Gotta love the Oklahoma State Senate. Always looking out for the folks. For instance, I see in The Oklahoman today that the Senate passed a bill, SB 390, on Tuesday that would "allow state authorities to give confidential juvenile justice records to the U.S. Department of Homeland Security and federal probation officers," writes Capitol reporter John Greiner.
And all of this without a court order.
So, you may be asking, who was behind this brilliant piece of 4th amendment-trashing legislation?
None other than Lawton Republican Don Barrington.
There was some sanity in the room. For instance, Tulsa Democrat Tom Adelson opposed the bill, as noted in The Oklahoman story, saying: "This is a wholesale loss of our privacy. I don't want any federal agency to have wholesale access to my children's records."
Alas, Adelson's sane comments were overwhelmed by the likes of blowhard Jonathan Nichols, a Republican Senator from Norman. What did Nichols say? Check it out:
"Surely we can trust ... Homeland Security."

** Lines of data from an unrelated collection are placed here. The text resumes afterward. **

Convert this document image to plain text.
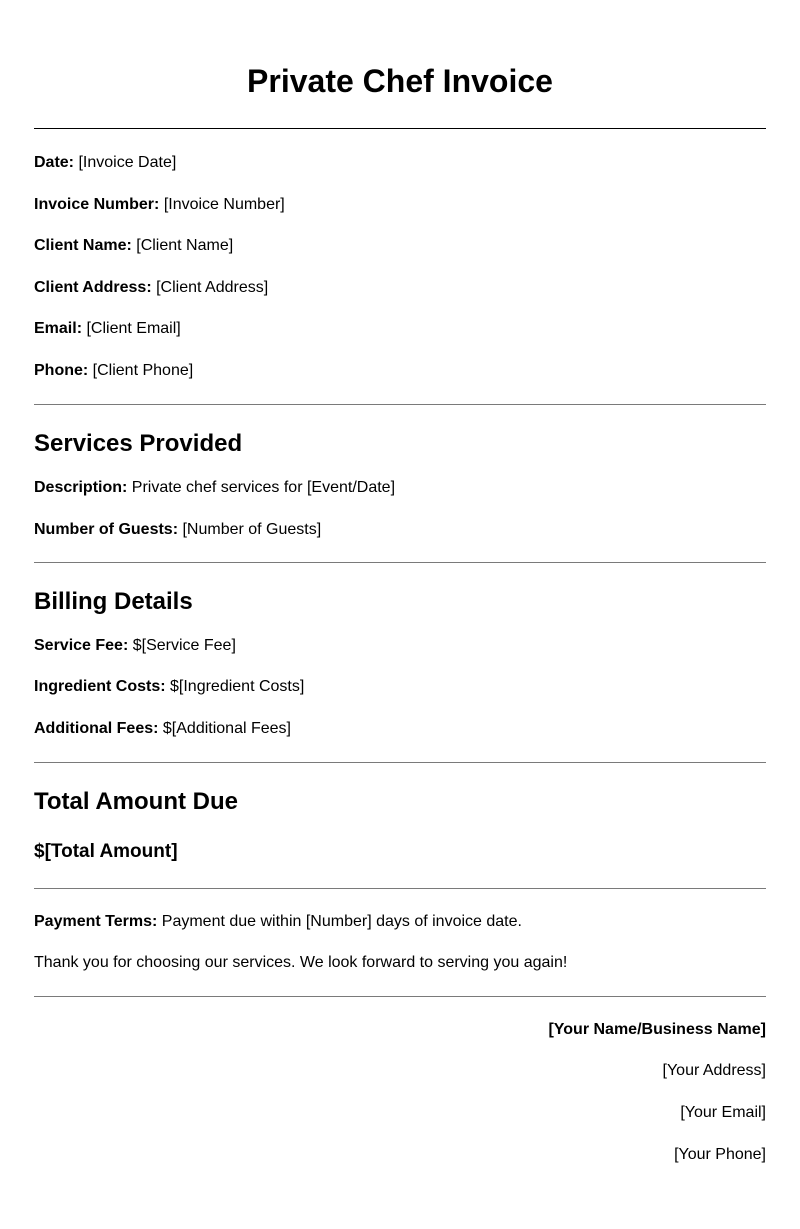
Private Chef Invoice

Date: [Invoice Date]

Invoice Number: [Invoice Number]

Client Name: [Client Name]

Client Address: [Client Address]

Email: [Client Email]

Phone: [Client Phone]

Services Provided

Description: Private chef services for [Event/Date]

Number of Guests: [Number of Guests]

Billing Details

Service Fee: $[Service Fee]

Ingredient Costs: $[Ingredient Costs]

Additional Fees: $[Additional Fees]

Total Amount Due

$[Total Amount]

Payment Terms: Payment due within [Number] days of invoice date.

Thank you for choosing our services. We look forward to serving you again!

[Your Name/Business Name]

[Your Address]

[Your Email]

[Your Phone]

Ha!!! Nichols sounds like a tried-and-true neocon. Nichols probably doesn't get the joke when someone wisecracks: 'We're the government, we've come to help you!' We know what they did at Ruby Ridge, Waco and, dare I say it, Lower Manhattan and suburban D.C. on 9/11/01.
... but I digress ...
Sen. Tom Ivester, D-Sayre, stood up to the bill, "saying he's concerned about attempts to shoot holes in privacy rights guaranteed in the Bill of Rights." The Fourth Amendment, Ivester noted gives people the right to "be secure in their persons, houses, papers and effects against unreasonable searches and seizures."
Ivester, the story noted, has no problem with the feds or others obtaining a court order to get this information, but, "Because you are alleged to have committed an offense does not mean you lose your Fourth Amendment right."
Good point, Senator. We do have a Constitution and Bill of Rights, something many Republicans have conveniently forgotten about.